ArrayList实现原理以及其在jdk1.6和jdk1.7的实现区别

LinkedList

父接口:Serializable, Cloneable, Iterable<E>, Collection<E>, Deque<E>, List<E>, Queue<E>

public class LinkedList<E>
    extends AbstractSequentialList<E>
    implements List<E>, Deque<E>, Cloneable, java.io.Serializable
{
    transient int size = 0;

    transient Node<E> first;

    transient Node<E> last;

     public LinkedList() {
    }

    public LinkedList(Collection<? extends E> c) {
        this();
        addAll(c);
    }

    private void linkFirst(E e) {
        final Node<E> f = first;
        final Node<E> newNode = new Node<>(null, e, f);
        first = newNode;
        if (f == null)
            last = newNode;
        else
            f.prev = newNode;
        size++;
        modCount++;
    }

    void linkLast(E e) {
        final Node<E> l = last;
        final Node<E> newNode = new Node<>(l, e, null);
        last = newNode;
        if (l == null)
            first = newNode;
        else
            l.next = newNode;
        size++;
        modCount++;
    }

    public boolean add(E e) {
        linkLast(e);
        return true;
    }

    public E getFirst() {
        final Node<E> f = first;
        if (f == null)
            throw new NoSuchElementException();
        return f.item;
    }


    private class ListItr implements ListIterator<E> {
        private Node<E> lastReturned = null;
        private Node<E> next;
        private int nextIndex;
        private int expectedModCount = modCount;

        ListItr(int index) {
            // assert isPositionIndex(index);
            next = (index == size) ? null : node(index);
            nextIndex = index;
        }

        public boolean hasNext() {
            return nextIndex < size;
        }

        public E next() {
            checkForComodification();
            if (!hasNext())
                throw new NoSuchElementException();

            lastReturned = next;
            next = next.next;
            nextIndex++;
            return lastReturned.item;
        }

        ...
    }   

    // 获取指定元素 折中查找元素
    public E get(int index) {
        checkElementIndex(index);
        return node(index).item;
    }

    Node<E> node(int index) {
        if (index < (size >> 1)) {
            Node<E> x = first;
            for (int i = 0; i < index; i++)
                x = x.next;
            return x;
        } else {
            Node<E> x = last;
            for (int i = size - 1; i > index; i--)
                x = x.prev;
            return x;
        }
    }

    private void checkElementIndex(int index) {
        if (!isElementIndex(index))
            throw new IndexOutOfBoundsException(outOfBoundsMsg(index));
    }

    private boolean isElementIndex(int index) {
        return index >= 0 && index < size;
    }
}

查看一个简单添加元素的源码

public void add(int index, E element) {\
    // 检查索引是否越界等
    checkPositionIndex(index);

    if (index == size)
        linkLast(element);
    else
        linkBefore(element, node(index));
}


void linkBefore(E e, Node<E> succ) {
    // assert succ != null;
    final Node<E> pred = succ.prev;
    final Node<E> newNode = new Node<>(pred, e, succ);
    succ.prev = newNode;
    if (pred == null)
        first = newNode;
    else
        pred.next = newNode;
    size++;
    modCount++;
}

ArrayList vs LinkedList

ArrayList底层数据结构为数组, LinkedList 是双向列表。

LinkedList迭代器的next函数只是通过next指针快速得到下一个元素并返回。

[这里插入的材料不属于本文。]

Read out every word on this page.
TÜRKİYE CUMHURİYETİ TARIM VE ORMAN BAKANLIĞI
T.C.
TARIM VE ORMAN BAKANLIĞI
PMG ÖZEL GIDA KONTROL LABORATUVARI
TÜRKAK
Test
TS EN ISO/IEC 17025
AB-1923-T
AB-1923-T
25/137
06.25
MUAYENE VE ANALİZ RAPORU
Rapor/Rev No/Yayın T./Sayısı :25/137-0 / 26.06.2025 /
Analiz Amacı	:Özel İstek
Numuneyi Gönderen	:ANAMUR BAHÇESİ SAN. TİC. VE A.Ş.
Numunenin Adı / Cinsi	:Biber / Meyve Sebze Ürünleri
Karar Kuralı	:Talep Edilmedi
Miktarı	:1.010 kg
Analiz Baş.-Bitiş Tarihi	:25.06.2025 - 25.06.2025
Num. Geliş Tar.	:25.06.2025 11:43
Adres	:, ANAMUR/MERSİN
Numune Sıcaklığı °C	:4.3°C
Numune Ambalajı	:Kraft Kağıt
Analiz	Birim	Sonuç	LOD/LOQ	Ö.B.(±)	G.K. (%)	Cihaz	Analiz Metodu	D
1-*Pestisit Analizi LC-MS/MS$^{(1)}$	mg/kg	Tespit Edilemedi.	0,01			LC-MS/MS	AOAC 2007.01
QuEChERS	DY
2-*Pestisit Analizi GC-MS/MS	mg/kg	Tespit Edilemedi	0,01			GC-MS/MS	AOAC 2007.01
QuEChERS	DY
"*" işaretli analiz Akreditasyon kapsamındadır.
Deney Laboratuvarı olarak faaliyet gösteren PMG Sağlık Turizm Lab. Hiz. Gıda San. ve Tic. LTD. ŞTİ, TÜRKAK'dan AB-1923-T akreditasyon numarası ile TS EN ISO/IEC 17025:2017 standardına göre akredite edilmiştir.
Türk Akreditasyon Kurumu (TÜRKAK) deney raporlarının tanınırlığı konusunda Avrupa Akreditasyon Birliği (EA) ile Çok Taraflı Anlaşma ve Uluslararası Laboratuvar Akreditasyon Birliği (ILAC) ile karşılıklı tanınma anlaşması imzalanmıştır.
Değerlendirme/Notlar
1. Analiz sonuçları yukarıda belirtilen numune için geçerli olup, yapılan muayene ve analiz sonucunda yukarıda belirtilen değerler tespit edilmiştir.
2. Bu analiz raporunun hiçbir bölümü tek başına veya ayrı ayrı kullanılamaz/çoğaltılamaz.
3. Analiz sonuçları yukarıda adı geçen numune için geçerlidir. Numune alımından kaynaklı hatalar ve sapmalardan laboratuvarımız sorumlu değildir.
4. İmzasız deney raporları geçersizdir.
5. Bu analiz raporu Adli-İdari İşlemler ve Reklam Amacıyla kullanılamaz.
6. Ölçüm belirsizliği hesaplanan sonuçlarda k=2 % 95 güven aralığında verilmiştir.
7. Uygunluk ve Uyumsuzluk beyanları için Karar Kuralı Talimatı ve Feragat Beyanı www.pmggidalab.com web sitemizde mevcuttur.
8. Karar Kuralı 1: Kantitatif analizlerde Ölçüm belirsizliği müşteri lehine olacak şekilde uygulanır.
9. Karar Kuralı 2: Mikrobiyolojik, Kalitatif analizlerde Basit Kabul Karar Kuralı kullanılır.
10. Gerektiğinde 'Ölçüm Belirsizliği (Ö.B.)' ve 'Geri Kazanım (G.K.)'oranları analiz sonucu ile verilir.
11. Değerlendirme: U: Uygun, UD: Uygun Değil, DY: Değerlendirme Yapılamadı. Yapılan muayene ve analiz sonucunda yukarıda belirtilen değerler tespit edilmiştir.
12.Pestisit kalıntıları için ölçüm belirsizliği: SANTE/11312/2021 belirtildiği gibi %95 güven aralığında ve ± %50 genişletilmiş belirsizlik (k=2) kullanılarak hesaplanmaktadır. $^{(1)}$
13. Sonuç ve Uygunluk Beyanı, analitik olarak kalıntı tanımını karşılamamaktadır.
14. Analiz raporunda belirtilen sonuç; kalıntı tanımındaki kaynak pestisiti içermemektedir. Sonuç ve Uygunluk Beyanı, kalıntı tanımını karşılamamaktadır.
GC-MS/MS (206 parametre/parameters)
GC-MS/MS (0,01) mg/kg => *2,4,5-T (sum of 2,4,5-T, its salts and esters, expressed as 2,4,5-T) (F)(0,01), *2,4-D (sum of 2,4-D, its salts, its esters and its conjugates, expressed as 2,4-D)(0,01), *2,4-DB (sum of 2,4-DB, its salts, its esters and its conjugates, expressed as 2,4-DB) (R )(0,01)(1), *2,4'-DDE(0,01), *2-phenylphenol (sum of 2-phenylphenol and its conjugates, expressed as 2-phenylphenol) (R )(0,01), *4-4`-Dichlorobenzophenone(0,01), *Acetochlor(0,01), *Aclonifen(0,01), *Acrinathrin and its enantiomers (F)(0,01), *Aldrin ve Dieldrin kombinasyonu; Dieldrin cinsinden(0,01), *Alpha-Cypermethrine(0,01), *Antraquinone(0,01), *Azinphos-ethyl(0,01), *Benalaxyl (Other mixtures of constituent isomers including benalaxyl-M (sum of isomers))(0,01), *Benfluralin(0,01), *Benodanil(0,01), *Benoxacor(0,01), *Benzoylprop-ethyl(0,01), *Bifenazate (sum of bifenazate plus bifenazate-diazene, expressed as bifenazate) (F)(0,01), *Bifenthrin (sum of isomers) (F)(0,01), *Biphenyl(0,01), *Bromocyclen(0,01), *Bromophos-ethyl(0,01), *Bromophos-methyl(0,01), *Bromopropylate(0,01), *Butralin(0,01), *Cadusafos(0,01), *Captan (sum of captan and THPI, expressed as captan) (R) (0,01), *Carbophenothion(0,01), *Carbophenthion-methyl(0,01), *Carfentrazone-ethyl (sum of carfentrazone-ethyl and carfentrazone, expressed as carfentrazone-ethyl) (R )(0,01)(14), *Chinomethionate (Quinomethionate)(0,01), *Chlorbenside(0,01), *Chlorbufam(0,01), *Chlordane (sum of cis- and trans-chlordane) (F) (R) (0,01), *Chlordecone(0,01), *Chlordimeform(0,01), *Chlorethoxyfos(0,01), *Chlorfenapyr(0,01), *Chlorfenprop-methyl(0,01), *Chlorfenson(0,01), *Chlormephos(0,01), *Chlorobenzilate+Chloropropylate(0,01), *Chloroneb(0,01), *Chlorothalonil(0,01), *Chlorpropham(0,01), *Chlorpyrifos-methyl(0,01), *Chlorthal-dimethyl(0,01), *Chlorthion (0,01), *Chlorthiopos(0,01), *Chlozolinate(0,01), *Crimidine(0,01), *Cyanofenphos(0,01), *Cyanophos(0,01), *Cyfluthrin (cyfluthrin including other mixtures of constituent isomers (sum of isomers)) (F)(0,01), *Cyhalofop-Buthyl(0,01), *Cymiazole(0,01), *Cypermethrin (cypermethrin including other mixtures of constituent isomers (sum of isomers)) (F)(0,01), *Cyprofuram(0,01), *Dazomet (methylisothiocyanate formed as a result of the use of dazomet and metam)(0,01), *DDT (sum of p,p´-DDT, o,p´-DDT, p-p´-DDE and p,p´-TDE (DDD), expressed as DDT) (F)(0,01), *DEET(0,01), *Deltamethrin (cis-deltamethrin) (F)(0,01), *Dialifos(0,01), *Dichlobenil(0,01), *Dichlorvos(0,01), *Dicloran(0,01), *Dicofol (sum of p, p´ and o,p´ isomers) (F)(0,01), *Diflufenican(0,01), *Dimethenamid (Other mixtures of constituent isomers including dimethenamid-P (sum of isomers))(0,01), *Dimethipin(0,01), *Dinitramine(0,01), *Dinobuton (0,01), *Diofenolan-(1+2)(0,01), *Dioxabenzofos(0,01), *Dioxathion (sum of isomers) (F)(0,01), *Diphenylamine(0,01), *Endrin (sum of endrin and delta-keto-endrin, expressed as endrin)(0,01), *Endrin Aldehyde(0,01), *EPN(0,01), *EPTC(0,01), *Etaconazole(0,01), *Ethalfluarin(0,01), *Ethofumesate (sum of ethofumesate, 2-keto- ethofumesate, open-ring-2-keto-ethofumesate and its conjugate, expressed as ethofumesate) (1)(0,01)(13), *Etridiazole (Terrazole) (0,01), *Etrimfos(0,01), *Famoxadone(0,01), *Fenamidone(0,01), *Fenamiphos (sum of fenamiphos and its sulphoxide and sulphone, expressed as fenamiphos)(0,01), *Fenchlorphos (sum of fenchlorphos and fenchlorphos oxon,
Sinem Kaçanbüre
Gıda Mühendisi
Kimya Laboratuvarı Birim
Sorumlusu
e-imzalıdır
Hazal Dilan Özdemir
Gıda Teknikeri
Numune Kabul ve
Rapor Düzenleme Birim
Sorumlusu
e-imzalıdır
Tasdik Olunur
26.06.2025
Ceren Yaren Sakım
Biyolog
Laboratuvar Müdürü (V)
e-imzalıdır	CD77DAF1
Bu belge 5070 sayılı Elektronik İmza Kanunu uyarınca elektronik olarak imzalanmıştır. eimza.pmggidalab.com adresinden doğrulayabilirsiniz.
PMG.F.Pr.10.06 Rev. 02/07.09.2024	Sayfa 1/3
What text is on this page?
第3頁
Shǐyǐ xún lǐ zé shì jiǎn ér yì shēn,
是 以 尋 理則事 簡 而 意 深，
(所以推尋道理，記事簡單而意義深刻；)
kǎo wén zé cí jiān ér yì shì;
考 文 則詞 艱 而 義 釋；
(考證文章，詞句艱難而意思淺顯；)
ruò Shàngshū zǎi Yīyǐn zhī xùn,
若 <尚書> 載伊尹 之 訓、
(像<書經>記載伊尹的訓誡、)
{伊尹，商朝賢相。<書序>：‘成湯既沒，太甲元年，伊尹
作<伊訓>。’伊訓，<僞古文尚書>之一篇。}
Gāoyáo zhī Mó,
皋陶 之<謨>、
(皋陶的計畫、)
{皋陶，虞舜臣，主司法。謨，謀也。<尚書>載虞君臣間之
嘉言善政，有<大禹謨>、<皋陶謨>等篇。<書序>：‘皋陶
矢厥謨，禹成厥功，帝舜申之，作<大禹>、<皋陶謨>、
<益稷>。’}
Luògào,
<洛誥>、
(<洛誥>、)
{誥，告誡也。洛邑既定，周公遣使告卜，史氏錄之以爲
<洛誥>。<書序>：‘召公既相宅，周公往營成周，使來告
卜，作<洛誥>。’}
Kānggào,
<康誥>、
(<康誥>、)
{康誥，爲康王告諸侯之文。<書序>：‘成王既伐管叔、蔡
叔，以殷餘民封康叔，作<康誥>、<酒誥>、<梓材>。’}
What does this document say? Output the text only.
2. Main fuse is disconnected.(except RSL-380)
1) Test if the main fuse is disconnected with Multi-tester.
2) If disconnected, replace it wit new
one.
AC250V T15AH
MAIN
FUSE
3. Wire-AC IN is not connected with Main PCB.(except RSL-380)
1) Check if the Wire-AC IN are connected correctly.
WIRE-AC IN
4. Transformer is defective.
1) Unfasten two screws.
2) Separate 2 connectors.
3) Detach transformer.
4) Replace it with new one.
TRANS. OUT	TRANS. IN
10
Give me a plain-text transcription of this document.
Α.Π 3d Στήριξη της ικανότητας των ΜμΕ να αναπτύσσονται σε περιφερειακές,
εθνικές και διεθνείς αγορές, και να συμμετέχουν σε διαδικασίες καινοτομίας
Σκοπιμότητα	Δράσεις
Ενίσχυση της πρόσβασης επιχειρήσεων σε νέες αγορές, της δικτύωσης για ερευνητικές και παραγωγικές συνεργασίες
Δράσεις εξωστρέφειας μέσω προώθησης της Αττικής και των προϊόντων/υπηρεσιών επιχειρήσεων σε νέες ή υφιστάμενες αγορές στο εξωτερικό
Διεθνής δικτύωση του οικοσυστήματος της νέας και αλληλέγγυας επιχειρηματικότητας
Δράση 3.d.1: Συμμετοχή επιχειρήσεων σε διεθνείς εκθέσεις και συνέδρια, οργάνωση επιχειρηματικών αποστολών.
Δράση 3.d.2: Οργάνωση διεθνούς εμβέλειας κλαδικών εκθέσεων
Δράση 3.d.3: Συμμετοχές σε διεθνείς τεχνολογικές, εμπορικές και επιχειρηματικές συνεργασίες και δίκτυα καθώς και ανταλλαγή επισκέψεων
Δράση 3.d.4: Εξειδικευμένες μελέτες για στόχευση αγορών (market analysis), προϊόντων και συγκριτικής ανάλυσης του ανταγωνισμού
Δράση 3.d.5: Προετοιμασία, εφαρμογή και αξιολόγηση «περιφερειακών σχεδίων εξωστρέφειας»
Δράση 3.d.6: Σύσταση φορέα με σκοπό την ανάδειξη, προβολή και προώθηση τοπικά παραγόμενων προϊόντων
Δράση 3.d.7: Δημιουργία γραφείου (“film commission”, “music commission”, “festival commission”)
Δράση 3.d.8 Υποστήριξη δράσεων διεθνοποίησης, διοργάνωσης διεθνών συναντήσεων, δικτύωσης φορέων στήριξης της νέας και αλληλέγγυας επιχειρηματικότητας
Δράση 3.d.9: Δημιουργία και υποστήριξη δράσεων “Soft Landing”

而get方法会从折中开始遍历直到index下标,查找一个元素时间复杂度为哦O(n/2),get()遍历的时间复杂度就达到了O(n2),next()方式遍历时间复杂度是O(n)

ArrayList 和 LinkedList遍历方式结果对比分析

从上面的数量级来看,同样是foreach循环遍历,ArrayList和LinkedList时间差不多,可将本例稍作修改加大list size会发现两者基本在一个数量级上。

但ArrayList get函数直接定位获取的方式时间复杂度为O(1),而LinkedList的get函数时间复杂度为O(n)。 再结合考虑空间消耗的话,建议首选ArrayList。对于个别插入删除非常多的可以使用LinkedList。

结论总结

通过上面的分析我们基本可以总结下:

(1) 无论ArrayList还是LinkedList,遍历建议使用foreach,尤其是数据量较大时LinkedList避免使用get遍历。

(2) List使用首选ArrayList。对于个别插入删除非常多的可以使用LinkedList。

(3) 可能在遍历List循环内部需要使用到下标,这时综合考虑下是使用foreach和自增count还是get方式。

同步容器类

每个操作都上锁,效率比较慢,相对于同步容器类,并发容器更高的效率和多样化的设计显得更加的主流。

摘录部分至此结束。